The scuttlebutt among the people is that Jesus might be the Christ. After all, who else has the power to heal a man blind from birth except the Son of God? The Pharisees want to eradicate this belief so they put out the word that anyone who confesses Jesus as the Christ (the Savior) will be excommunicated and kicked out of the synagogue.

They then contact the former blind man and insist he give an account of what happened. To influence his testimony they tell him, “Give God the glory! We know that this Man is a sinner” (John 9:24, NKJV). In other words, make sure you emphasize the fact that He sinned by healing you on the Sabbath. The man ignores their entreaty and replies, “Whether He is a sinner or not I do not know. One thing I know; that though I was blind, now I see” (John 9:25, NKJV). He refuses to debate the issue they want to discuss. Instead, he focuses on His encounter with Jesus and how that changed his life forever.

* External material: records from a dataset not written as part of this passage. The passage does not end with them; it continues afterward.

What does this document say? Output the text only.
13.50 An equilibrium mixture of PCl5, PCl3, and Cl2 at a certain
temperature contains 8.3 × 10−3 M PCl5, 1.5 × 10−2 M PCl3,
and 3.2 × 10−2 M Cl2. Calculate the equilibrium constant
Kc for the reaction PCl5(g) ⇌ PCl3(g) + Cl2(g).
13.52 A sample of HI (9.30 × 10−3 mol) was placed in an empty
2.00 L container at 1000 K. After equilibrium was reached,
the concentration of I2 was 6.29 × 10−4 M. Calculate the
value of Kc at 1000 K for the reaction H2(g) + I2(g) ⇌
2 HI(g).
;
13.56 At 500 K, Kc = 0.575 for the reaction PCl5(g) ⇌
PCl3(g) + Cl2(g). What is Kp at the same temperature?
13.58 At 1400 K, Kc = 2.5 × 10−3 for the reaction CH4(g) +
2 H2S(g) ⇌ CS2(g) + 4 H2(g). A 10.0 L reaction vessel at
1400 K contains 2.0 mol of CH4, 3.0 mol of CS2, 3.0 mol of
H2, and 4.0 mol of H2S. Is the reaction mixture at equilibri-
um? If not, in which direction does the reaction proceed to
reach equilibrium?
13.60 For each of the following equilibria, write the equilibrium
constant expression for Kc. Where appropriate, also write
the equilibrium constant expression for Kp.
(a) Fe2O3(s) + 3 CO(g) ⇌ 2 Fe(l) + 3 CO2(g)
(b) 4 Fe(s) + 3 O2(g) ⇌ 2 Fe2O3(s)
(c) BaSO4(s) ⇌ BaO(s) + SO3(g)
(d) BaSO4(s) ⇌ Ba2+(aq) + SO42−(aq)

Similar scenarios play out around us today. Those hostile to Jesus demand we embrace their inaccurate view of Him: He was a good man but is not the Savior; He is not the only way to eternal life; He doesn’t care about people because the world is a bad place; He is judgmental and an egotist. And like the Pharisees from two thousand years ago they issue threats to anyone who disagrees with them: We will reject you from mainstream society; we will kick you out of the scientific and intellectual communities; we will sully your reputation; we will mock you as a hater, a fool, and a Neanderthal.

In such circumstances we would do well to mirror the example of the healed blind man. Avoid debating the merits of an irrelevant issue. Instead, focus on what Jesus has done in your life, what He means to you, and the miracles you experienced when you surrendered your life and called Him Lord. No one can argue with you on those points and often those are the most persuasive in drawing people to Jesus.